AI coding assistants have significantly improved developer productivity by automatically suggesting code that aligns with user intent, and many of these tools are now integrated directly into Integrated Development Environments (IDEs). Developers interact with code in two distinct cognitive modes: Flow and Command. While developers require tools that directly complete or infill code in unfinished programs during Flow mode, they also need tools that can comprehend intentions expressed as natural-language instructions and convert them into executable code in Command mode. Although instruction-tuned Large Language Models (LLMs) dominate many application scenarios due to their abilities to infer and fulfill developers' intents, it remains unclear whether the same paradigm is equally suitable for different code-related tasks. Therefore, it is necessary to understand how instruction tuning affects the feasibility of CodeLLMs as coding assistants. To fill this gap, we conduct the first empirical study that uncovers a key trade-off caused by instruction tuning across programming modes, which we term the Instruction-Tuning Tax. Our results show that instruction tuning is not a free lunch: although instruction-tuned models are more capable of following instructions and leveraging structured guidance, these gains often come at the cost of weaker infilling performance. We further extend our study through both qualitative and quantitative analyses, including manual failure categorization, behavioral metrics that capture generation fidelity, and intermediate-checkpoint evaluation throughout the tuning process. Summarizing our results into seven findings and four implications, our study offers a new perspective on the development of AI-powered coding tools and highlights the need to carefully balance instruction-following ability with effective code generation assistance.

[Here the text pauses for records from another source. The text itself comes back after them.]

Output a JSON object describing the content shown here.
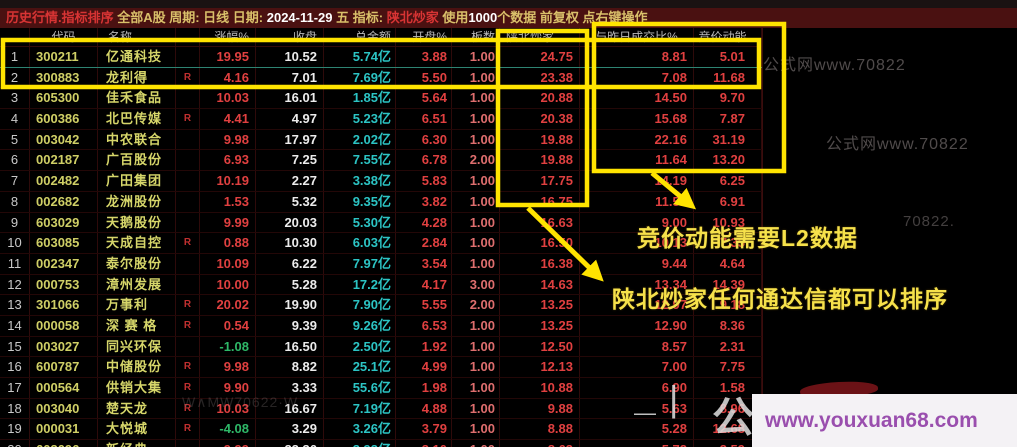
{
  "title_bar": {
    "segments": [
      {
        "t": "历史行情.指标排序 ",
        "c": "red"
      },
      {
        "t": "全部A股 周期: 日线 日期: ",
        "c": "tan"
      },
      {
        "t": "2024-11-29",
        "c": "white"
      },
      {
        "t": " 五 指标: ",
        "c": "tan"
      },
      {
        "t": "陕北炒家",
        "c": "red"
      },
      {
        "t": " 使用",
        "c": "tan"
      },
      {
        "t": "1000",
        "c": "white"
      },
      {
        "t": "个数据 前复权 点右键操作",
        "c": "tan"
      }
    ]
  },
  "table": {
    "headers": [
      "",
      "代码",
      "名称",
      "",
      "涨幅%",
      "收盘",
      "总金额",
      "开盘%",
      "板数",
      "陕北炒家",
      "与昨日成交比%",
      "竞价动能"
    ],
    "rows": [
      {
        "num": "1",
        "code": "300211",
        "name": "亿通科技",
        "r": "",
        "change": "19.95",
        "close": "10.52",
        "amount": "5.74亿",
        "open": "3.88",
        "boards": "1.00",
        "shanbei": "24.75",
        "ratio": "8.81",
        "energy": "5.01"
      },
      {
        "num": "2",
        "code": "300883",
        "name": "龙利得",
        "r": "R",
        "change": "4.16",
        "close": "7.01",
        "amount": "7.69亿",
        "open": "5.50",
        "boards": "1.00",
        "shanbei": "23.38",
        "ratio": "7.08",
        "energy": "11.68"
      },
      {
        "num": "3",
        "code": "605300",
        "name": "佳禾食品",
        "r": "",
        "change": "10.03",
        "close": "16.01",
        "amount": "1.85亿",
        "open": "5.64",
        "boards": "1.00",
        "shanbei": "20.88",
        "ratio": "14.50",
        "energy": "9.70"
      },
      {
        "num": "4",
        "code": "600386",
        "name": "北巴传媒",
        "r": "R",
        "change": "4.41",
        "close": "4.97",
        "amount": "5.23亿",
        "open": "6.51",
        "boards": "1.00",
        "shanbei": "20.38",
        "ratio": "15.68",
        "energy": "7.87"
      },
      {
        "num": "5",
        "code": "003042",
        "name": "中农联合",
        "r": "",
        "change": "9.98",
        "close": "17.97",
        "amount": "2.02亿",
        "open": "6.30",
        "boards": "1.00",
        "shanbei": "19.88",
        "ratio": "22.16",
        "energy": "31.19"
      },
      {
        "num": "6",
        "code": "002187",
        "name": "广百股份",
        "r": "",
        "change": "6.93",
        "close": "7.25",
        "amount": "7.55亿",
        "open": "6.78",
        "boards": "2.00",
        "shanbei": "19.88",
        "ratio": "11.64",
        "energy": "13.20"
      },
      {
        "num": "7",
        "code": "002482",
        "name": "广田集团",
        "r": "",
        "change": "10.19",
        "close": "2.27",
        "amount": "3.38亿",
        "open": "5.83",
        "boards": "1.00",
        "shanbei": "17.75",
        "ratio": "14.19",
        "energy": "6.25"
      },
      {
        "num": "8",
        "code": "002682",
        "name": "龙洲股份",
        "r": "",
        "change": "1.53",
        "close": "5.32",
        "amount": "9.35亿",
        "open": "3.82",
        "boards": "1.00",
        "shanbei": "16.75",
        "ratio": "11.51",
        "energy": "6.91"
      },
      {
        "num": "9",
        "code": "603029",
        "name": "天鹅股份",
        "r": "",
        "change": "9.99",
        "close": "20.03",
        "amount": "5.30亿",
        "open": "4.28",
        "boards": "1.00",
        "shanbei": "16.63",
        "ratio": "9.00",
        "energy": "10.93"
      },
      {
        "num": "10",
        "code": "603085",
        "name": "天成自控",
        "r": "R",
        "change": "0.88",
        "close": "10.30",
        "amount": "6.03亿",
        "open": "2.84",
        "boards": "1.00",
        "shanbei": "16.50",
        "ratio": "10.13",
        "energy": "7.35"
      },
      {
        "num": "11",
        "code": "002347",
        "name": "泰尔股份",
        "r": "",
        "change": "10.09",
        "close": "6.22",
        "amount": "7.97亿",
        "open": "3.54",
        "boards": "1.00",
        "shanbei": "16.38",
        "ratio": "9.44",
        "energy": "4.64"
      },
      {
        "num": "12",
        "code": "000753",
        "name": "漳州发展",
        "r": "",
        "change": "10.00",
        "close": "5.28",
        "amount": "17.2亿",
        "open": "4.17",
        "boards": "3.00",
        "shanbei": "14.63",
        "ratio": "13.34",
        "energy": "14.39"
      },
      {
        "num": "13",
        "code": "301066",
        "name": "万事利",
        "r": "R",
        "change": "20.02",
        "close": "19.90",
        "amount": "7.90亿",
        "open": "5.55",
        "boards": "2.00",
        "shanbei": "13.25",
        "ratio": "12.97",
        "energy": "9.18"
      },
      {
        "num": "14",
        "code": "000058",
        "name": "深 赛 格",
        "r": "R",
        "change": "0.54",
        "close": "9.39",
        "amount": "9.26亿",
        "open": "6.53",
        "boards": "1.00",
        "shanbei": "13.25",
        "ratio": "12.90",
        "energy": "8.36"
      },
      {
        "num": "15",
        "code": "003027",
        "name": "同兴环保",
        "r": "",
        "change": "-1.08",
        "close": "16.50",
        "amount": "2.50亿",
        "open": "1.92",
        "boards": "1.00",
        "shanbei": "12.50",
        "ratio": "8.57",
        "energy": "2.31"
      },
      {
        "num": "16",
        "code": "600787",
        "name": "中储股份",
        "r": "R",
        "change": "9.98",
        "close": "8.82",
        "amount": "25.1亿",
        "open": "4.99",
        "boards": "1.00",
        "shanbei": "12.13",
        "ratio": "7.00",
        "energy": "7.75"
      },
      {
        "num": "17",
        "code": "000564",
        "name": "供销大集",
        "r": "R",
        "change": "9.90",
        "close": "3.33",
        "amount": "55.6亿",
        "open": "1.98",
        "boards": "1.00",
        "shanbei": "10.88",
        "ratio": "6.90",
        "energy": "1.58"
      },
      {
        "num": "18",
        "code": "003040",
        "name": "楚天龙",
        "r": "R",
        "change": "10.03",
        "close": "16.67",
        "amount": "7.19亿",
        "open": "4.88",
        "boards": "1.00",
        "shanbei": "9.88",
        "ratio": "5.63",
        "energy": "8.96"
      },
      {
        "num": "19",
        "code": "000031",
        "name": "大悦城",
        "r": "R",
        "change": "-4.08",
        "close": "3.29",
        "amount": "3.26亿",
        "open": "3.79",
        "boards": "1.00",
        "shanbei": "8.88",
        "ratio": "5.28",
        "energy": "12.68"
      },
      {
        "num": "20",
        "code": "603096",
        "name": "新经典",
        "r": "",
        "change": "9.99",
        "close": "22.36",
        "amount": "3.93亿",
        "open": "3.10",
        "boards": "1.00",
        "shanbei": "8.63",
        "ratio": "5.72",
        "energy": "3.59"
      }
    ]
  },
  "annotations": {
    "note_energy": "竞价动能需要L2数据",
    "note_sort": "陕北炒家任何通达信都可以排序"
  },
  "watermarks": {
    "wm_top": "公式网www.70822",
    "wm_mid": "公式网www.70822",
    "wm_small": "70822.",
    "wm_left": "W∧MW70622·W",
    "glyph_bar": "|",
    "glyph_dash": "—",
    "glyph_gong": "公",
    "brand": "www.youxuan68.com"
  }
}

翻译：人工智能编程助手通过自动建议符合用户意图的代码，显著提升了开发者的生产力，目前许多此类工具已直接集成到集成开发环境（IDE）中。开发者在两种截然不同的认知模式下与代码交互：流程模式与命令模式。尽管在流程模式下，开发者需要能够直接在未完成的程序中补全或填充代码的工具，但在命令模式下，他们同样需要能够理解以自然语言指令表达的意图并将其转化为可执行代码的工具。虽然指令微调的大型语言模型（LLM）凭借其推断和实现开发者意图的能力主导了许多应用场景，但尚不清楚同一范式是否同样适用于不同的代码相关任务。因此，有必要理解指令微调如何影响代码大型语言模型（CodeLLM）作为编程助手的可行性。为填补这一空白，我们进行了首次实证研究，揭示了一种由指令微调导致的跨编程模式关键权衡——我们将其称为指令微调代价。我们的结果表明，指令微调并非免费的午餐：尽管经过指令微调的模型更擅长遵循指令和利用结构化指导，但这些增益往往以降低代码填充性能为代价。我们进一步通过定性和定量分析扩展了研究，包括人工失败分类、捕捉生成保真度的行为指标，以及微调过程中的中间检查点评估。我们将研究结果总结为七项发现和四项启示，为人工智能驱动编程工具的发展提供了新视角，并强调了在遵循指令能力与有效代码生成辅助之间谨慎权衡的必要性。